Last week I watched so much financial TV that my head came close to exploding. The message, repeated ad nauseum, was that it's time to buy because things are so cheap and the recession must be close to over. Okay. If you think so. But let me give you a few things to think about before you bet your entire retirement account on black.
Yes, the last two recessions have lasted about 8 months. And yes, we're already 12 months into this little piece of recessional happiness. So, that means we're almost done, right? Nope. Why not? Keep reading.
Most recessions come from inventory build-ups. Think back to the year 2000. What tanked technology? All the parts everyone needed to build out the internet were in short supply, so everyone double/triple/quadruple ordered. And then the factories were actually able to deliver what had been ordered... and those who had ordered only needed a fraction of the stuff the other companies were trying to deliver to them. In other words lots of inventory, few corporate buyers. This usual scenario then leads to companies cutting jobs because they have to make less stuff. At this point, the consumer starts feeling the pain and cutting back... and we're almost out of the woods.
This time it's different. Really. It is. Let's look at this recession. Corporate inventory levels haven't been an issue, at least until recently. We got here differently this time. This time what fell apart first? Homes. Who owns homes? Consumers. So, instead of starting with industry and then having the issues filter through to the consumers at the end, we're leading with the consumer.
Let's review what Joe and Jane Consumer have had to deal with over the past couple of years:
- Their home has lost at least 15% of it's value... but more likely somewhere between 25-50% of it's value.
- Their retirement accounts have lost 40% or more of their value.
- The company holding their home equity loan has put the kibosh on further withdrawals.
- Their credit card companies have cut their credit limits and/or raised their interest rates... unless the darn things just got canceled outright.
- Gas and food prices went up astronomically. I'll give you that gas prices are now down at 5 year lows, but with their balance sheets evaporated and their credit essentially maxed out, low gas prices are nice but not enough to make much of a difference at all for the majority of U.S. consumers.
- Oh yeah, and then there was the (un)employment report last Friday. Worst in 30-some-odd years. Sure, employment is a lagging indicator. But it's still falling. And more companies are laying people off.
So, while Black Friday sales were up nicely and Cyber Monday sales were up even better, my interviews with consumers ... and my common sense... tell me that they're buying on deep deep sales when they buy. Holiday sales (oh, heck, can we just call if Christmas please?) are probably going to fall this year. Fall. That's not good. And it will have ripple effects throughout the economy.

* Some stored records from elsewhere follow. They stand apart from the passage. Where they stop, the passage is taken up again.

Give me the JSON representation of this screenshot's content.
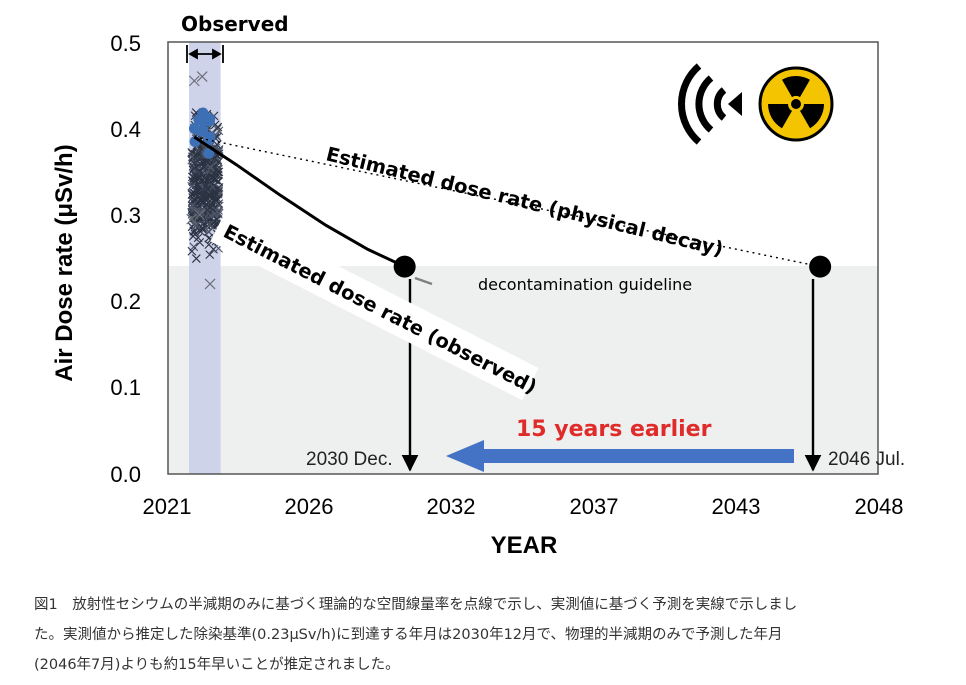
{
  "chart_data": {
    "type": "scatter",
    "ylabel": "Air Dose rate (μSv/h)",
    "xlabel": "YEAR",
    "x_ticks": [
      2021,
      2026,
      2032,
      2037,
      2043,
      2048
    ],
    "y_ticks": [
      "0.5",
      "0.4",
      "0.3",
      "0.2",
      "0.1",
      "0.0"
    ],
    "xlim": [
      2021,
      2048
    ],
    "ylim": [
      0,
      0.5
    ],
    "observed_label": "Observed",
    "observed_range": [
      2021.8,
      2023.0
    ],
    "guideline": {
      "value": 0.23,
      "label": "decontamination guideline"
    },
    "series": [
      {
        "name": "Estimated dose rate (physical decay)",
        "style": "dotted",
        "x": [
          2022.0,
          2045.8
        ],
        "y": [
          0.39,
          0.24
        ]
      },
      {
        "name": "Estimated dose rate (observed)",
        "style": "solid",
        "x": [
          2022.0,
          2023.6,
          2025.3,
          2027.0,
          2028.6,
          2030.0
        ],
        "y": [
          0.39,
          0.358,
          0.322,
          0.288,
          0.26,
          0.24
        ]
      }
    ],
    "annotations": {
      "observed_end": "2030 Dec.",
      "decay_end": "2046 Jul.",
      "difference": "15 years earlier"
    },
    "colors": {
      "observed_band": "#cfd3ea",
      "below_guideline": "#eef0ef",
      "observed_points": "#3d6fb5",
      "arrow": "#4472c4",
      "difference_text": "#e02b2b",
      "radiation_sign": "#f5c400"
    },
    "icons": [
      "radio-wave-icon",
      "radiation-trefoil-icon"
    ]
  },
  "caption": {
    "lines": [
      "図1　放射性セシウムの半減期のみに基づく理論的な空間線量率を点線で示し、実測値に基づく予測を実線で示しまし",
      "た。実測値から推定した除染基準(0.23μSv/h)に到達する年月は2030年12月で、物理的半減期のみで予測した年月",
      "(2046年7月)よりも約15年早いことが推定されました。"
    ]
  }
}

Hmmm. Then there's the problems in Detroit. And the still-mostly-frozen credit markets. I'm not very political. But I've been impressed by what Mr. Obama has been putting in place for the future... and by his pragmatic approach to this whole mess. But I have a very strong feeling that around March or so everyone is going to figure out that he doesn't have a magic wand, he can't make it all better quickly... and this market is going to take another dive for the floor.
Remember, stocks are only cheap on a Price/Earnings basis if you know what the earnings are going to be. Forward P/Es are based on someone's best guess of the future. But if that future isn't getting better, it's getting worse, are you really sure about that valuation?
Enjoy this Santa Claus rally. Play it if you want. But don't stay too long at the party, 'cause despite the hair of the dog that everyone seems to think is yummy right now, the hangover isn't anywhere near done.